1. Dennett, D. (1995). Idéia perigosa de Darwin. Schuster.

2. Campbell, JO (2011). Darwin faz física. CreateSpace.

3. Smolin, L. (1997). A vida do cosmos. Imprensa da Universidade de Oxford.

4. Preço, ME (2017). Entropia e seleção: A vida como uma adaptação para a replicação do universo. Complexidade, artigo ID 4745379, doi: 10.1155 / 2017/4745379.

5. Guth, AH (1997). O universo inflacionário: a busca de uma nova teoria das origens cósmicas. Vintage.

6. Tegmark, M (2014). Nosso Universo Matemático: Minha Busca pela Natureza Última da Realidade. Knopf.

7. Dawkins, R. (1986). O Relojoeiro Cego. Norton

8. Schrödinger, E. (1944). O que é a vida? O aspecto físico da célula viva. Cambridge.

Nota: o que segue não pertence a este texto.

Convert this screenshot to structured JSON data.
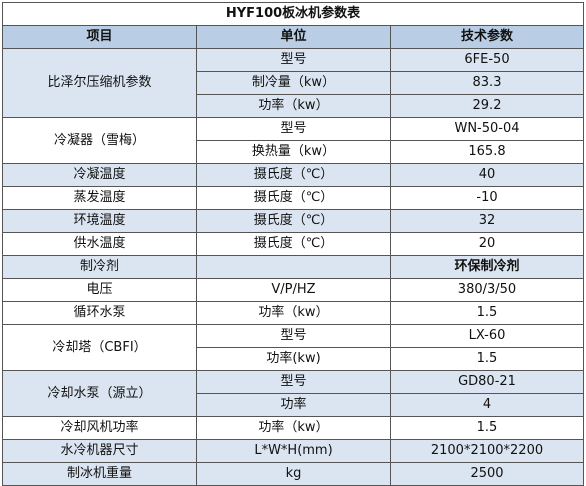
{
  "title": "HYF100板冰机参数表",
  "headers": {
    "item": "项目",
    "unit": "单位",
    "param": "技术参数"
  },
  "rows": {
    "compressor": {
      "item": "比泽尔压缩机参数",
      "sub": [
        {
          "unit": "型号",
          "value": "6FE-50"
        },
        {
          "unit": "制冷量（kw）",
          "value": "83.3"
        },
        {
          "unit": "功率（kw）",
          "value": "29.2"
        }
      ]
    },
    "condenser": {
      "item": "冷凝器（雪梅）",
      "sub": [
        {
          "unit": "型号",
          "value": "WN-50-04"
        },
        {
          "unit": "换热量（kw）",
          "value": "165.8"
        }
      ]
    },
    "cond_temp": {
      "item": "冷凝温度",
      "unit": "摄氏度（℃）",
      "value": "40"
    },
    "evap_temp": {
      "item": "蒸发温度",
      "unit": "摄氏度（℃）",
      "value": "-10"
    },
    "env_temp": {
      "item": "环境温度",
      "unit": "摄氏度（℃）",
      "value": "32"
    },
    "supply_temp": {
      "item": "供水温度",
      "unit": "摄氏度（℃）",
      "value": "20"
    },
    "refrigerant": {
      "item": "制冷剂",
      "unit": "",
      "value": "环保制冷剂"
    },
    "voltage": {
      "item": "电压",
      "unit": "V/P/HZ",
      "value": "380/3/50"
    },
    "circ_pump": {
      "item": "循环水泵",
      "unit": "功率（kw）",
      "value": "1.5"
    },
    "cooling_tower": {
      "item": "冷却塔（CBFI）",
      "sub": [
        {
          "unit": "型号",
          "value": "LX-60"
        },
        {
          "unit": "功率(kw)",
          "value": "1.5"
        }
      ]
    },
    "cooling_pump": {
      "item": "冷却水泵（源立）",
      "sub": [
        {
          "unit": "型号",
          "value": "GD80-21"
        },
        {
          "unit": "功率",
          "value": "4"
        }
      ]
    },
    "fan_power": {
      "item": "冷却风机功率",
      "unit": "功率（kw）",
      "value": "1.5"
    },
    "dimensions": {
      "item": "水冷机器尺寸",
      "unit": "L*W*H(mm)",
      "value": "2100*2100*2200"
    },
    "weight": {
      "item": "制冰机重量",
      "unit": "kg",
      "value": "2500"
    }
  }
}
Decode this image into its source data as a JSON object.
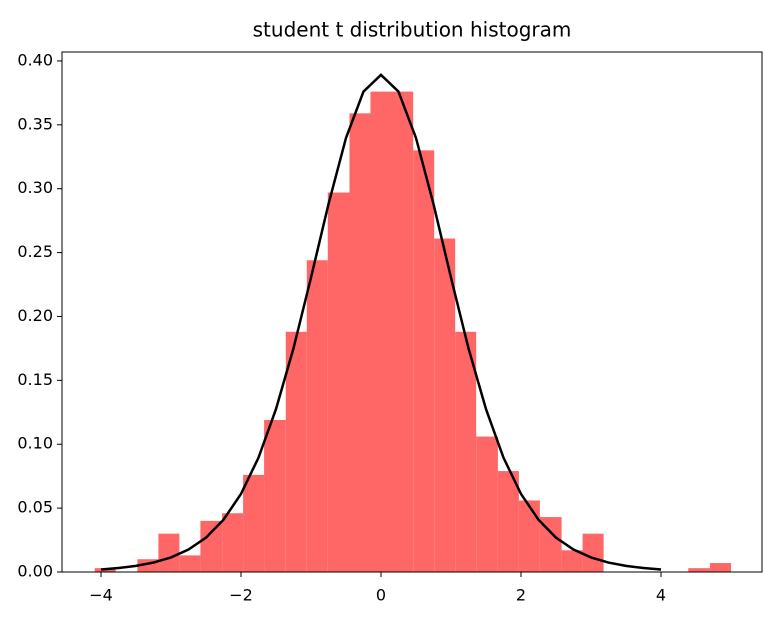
{
  "chart_data": {
    "type": "histogram",
    "title": "student t distribution histogram",
    "bins": [
      -4.09,
      -3.79,
      -3.48,
      -3.18,
      -2.88,
      -2.58,
      -2.27,
      -1.97,
      -1.67,
      -1.36,
      -1.06,
      -0.76,
      -0.45,
      -0.15,
      0.15,
      0.46,
      0.76,
      1.06,
      1.36,
      1.67,
      1.97,
      2.27,
      2.58,
      2.88,
      3.18,
      3.49,
      3.79,
      4.09,
      4.39,
      4.7,
      5.0
    ],
    "values": [
      0.003,
      0,
      0.01,
      0.03,
      0.013,
      0.04,
      0.046,
      0.076,
      0.119,
      0.188,
      0.244,
      0.297,
      0.359,
      0.376,
      0.376,
      0.33,
      0.261,
      0.188,
      0.106,
      0.079,
      0.056,
      0.043,
      0.017,
      0.03,
      0,
      0,
      0,
      0,
      0.003,
      0.007
    ],
    "color": "#ff6666",
    "line": {
      "type": "line",
      "color": "#000000",
      "x": [
        -4,
        -3.75,
        -3.5,
        -3.25,
        -3,
        -2.75,
        -2.5,
        -2.25,
        -2,
        -1.75,
        -1.5,
        -1.25,
        -1,
        -0.75,
        -0.5,
        -0.25,
        0,
        0.25,
        0.5,
        0.75,
        1,
        1.25,
        1.5,
        1.75,
        2,
        2.25,
        2.5,
        2.75,
        3,
        3.25,
        3.5,
        3.75,
        4
      ],
      "values": [
        0.002,
        0.0031,
        0.0048,
        0.0074,
        0.0114,
        0.0176,
        0.0269,
        0.0409,
        0.0611,
        0.0895,
        0.1275,
        0.1751,
        0.2304,
        0.288,
        0.3397,
        0.376,
        0.3891,
        0.376,
        0.3397,
        0.288,
        0.2304,
        0.1751,
        0.1275,
        0.0895,
        0.0611,
        0.0409,
        0.0269,
        0.0176,
        0.0114,
        0.0074,
        0.0048,
        0.0031,
        0.002
      ]
    },
    "xlim": [
      -4.557,
      5.443
    ],
    "ylim": [
      0,
      0.407
    ],
    "xticks": [
      {
        "value": -4,
        "label": "−4"
      },
      {
        "value": -2,
        "label": "−2"
      },
      0,
      2,
      4
    ],
    "yticks": [
      {
        "value": 0,
        "label": "0.00"
      },
      {
        "value": 0.05,
        "label": "0.05"
      },
      {
        "value": 0.1,
        "label": "0.10"
      },
      {
        "value": 0.15,
        "label": "0.15"
      },
      {
        "value": 0.2,
        "label": "0.20"
      },
      {
        "value": 0.25,
        "label": "0.25"
      },
      {
        "value": 0.3,
        "label": "0.30"
      },
      {
        "value": 0.35,
        "label": "0.35"
      },
      {
        "value": 0.4,
        "label": "0.40"
      }
    ]
  }
}
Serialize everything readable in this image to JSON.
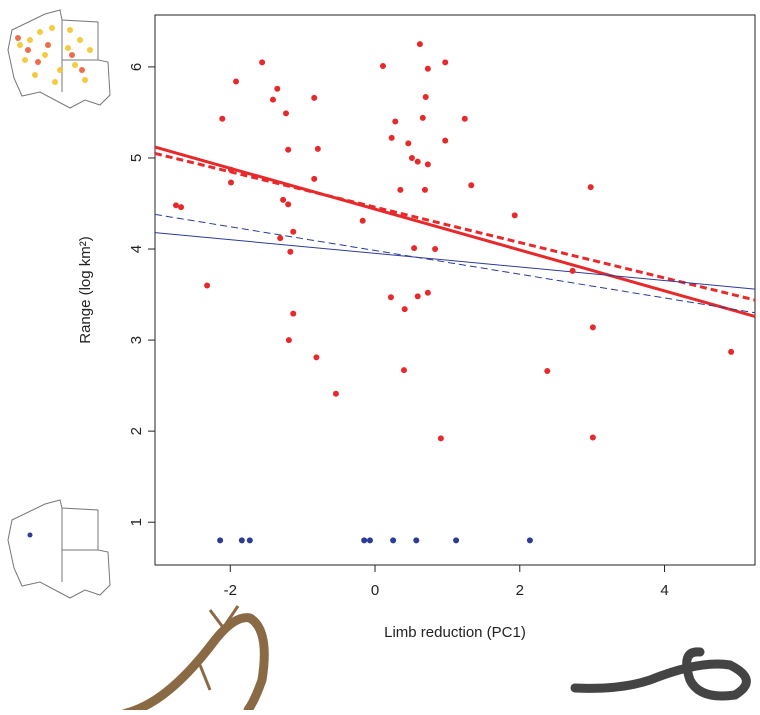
{
  "chart_data": {
    "type": "scatter",
    "xlabel": "Limb reduction (PC1)",
    "ylabel": "Range (log km²)",
    "xlim": [
      -3.04,
      5.25
    ],
    "ylim": [
      0.53,
      6.57
    ],
    "xticks": [
      -2,
      0,
      2,
      4
    ],
    "yticks": [
      1,
      2,
      3,
      4,
      5,
      6
    ],
    "series": [
      {
        "color": "#e8292c",
        "x": [
          -2.75,
          -2.68,
          -2.32,
          -2.11,
          -1.99,
          -1.99,
          -1.92,
          -1.56,
          -1.41,
          -1.35,
          -1.23,
          -1.2,
          -1.27,
          -1.2,
          -1.31,
          -1.13,
          -1.17,
          -1.13,
          -1.19,
          -0.84,
          -0.79,
          -0.84,
          -0.81,
          -0.54,
          -0.17,
          0.11,
          0.22,
          0.23,
          0.28,
          0.35,
          0.4,
          0.41,
          0.46,
          0.51,
          0.54,
          0.62,
          0.59,
          0.59,
          0.66,
          0.7,
          0.73,
          0.69,
          0.73,
          0.73,
          0.83,
          0.91,
          0.97,
          0.97,
          1.24,
          1.33,
          1.93,
          2.38,
          2.73,
          2.98,
          3.01,
          3.01,
          4.92
        ],
        "values": [
          4.48,
          4.46,
          3.6,
          5.43,
          4.87,
          4.73,
          5.84,
          6.05,
          5.64,
          5.76,
          5.49,
          5.09,
          4.54,
          4.49,
          4.12,
          4.19,
          3.97,
          3.29,
          3.0,
          5.66,
          5.1,
          4.77,
          2.81,
          2.41,
          4.31,
          6.01,
          3.47,
          5.22,
          5.4,
          4.65,
          2.67,
          3.34,
          5.16,
          5.0,
          4.01,
          6.25,
          4.96,
          3.48,
          5.44,
          5.67,
          5.98,
          4.65,
          4.93,
          3.52,
          4.0,
          1.92,
          6.05,
          5.19,
          5.43,
          4.7,
          4.37,
          2.66,
          3.76,
          4.68,
          3.14,
          1.93,
          2.87
        ]
      },
      {
        "color": "#2b3b97",
        "x": [
          -2.14,
          -1.84,
          -1.73,
          -0.15,
          -0.07,
          0.25,
          0.57,
          1.12,
          2.14
        ],
        "values": [
          0.8,
          0.8,
          0.8,
          0.8,
          0.8,
          0.8,
          0.8,
          0.8,
          0.8
        ]
      }
    ],
    "fits": [
      {
        "color": "#e8292c",
        "width": 3,
        "dashed": false,
        "x": [
          -3.04,
          5.25
        ],
        "values": [
          5.12,
          3.26
        ]
      },
      {
        "color": "#e8292c",
        "width": 3,
        "dashed": true,
        "x": [
          -3.04,
          5.25
        ],
        "values": [
          5.05,
          3.44
        ]
      },
      {
        "color": "#2b3b97",
        "width": 1,
        "dashed": false,
        "x": [
          -3.04,
          5.25
        ],
        "values": [
          4.18,
          3.56
        ]
      },
      {
        "color": "#2b3b97",
        "width": 1,
        "dashed": true,
        "x": [
          -3.04,
          5.25
        ],
        "values": [
          4.38,
          3.3
        ]
      }
    ]
  }
}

9. Davies, P. (2006). O enigma de Cachinhos Dourados: Por que o Universo é o ideal para a vida? Pinguim.

10. Crane, L. (2010). Possíveis implicações da teoria quântica da gravidade: Uma introdução ao princípio meduso-antrópico. Fundamentos da Ciência 15: 369-373.

11. Preço, ME (próximo). Seleção natural cosmológica e a função da vida. Em Evolução, Desenvolvimento e Complexidade: Modelos Evolutivos Multiescala de Sistemas Adaptativos Complexos. Springer

12. Wright, R. (1999). Diferente de zero: a lógica do destino humano. Panteão.

13. Wright, R. (2004). A evolução de Deus Little Brown and Company.

14. Pinker, S. (2011). Os melhores anjos da nossa natureza: por que a violência diminuiu. Viking.

15. Kurzweil, R. (2005). A singularidade está próxima: quando os seres humanos transcendem a biologia. Viking.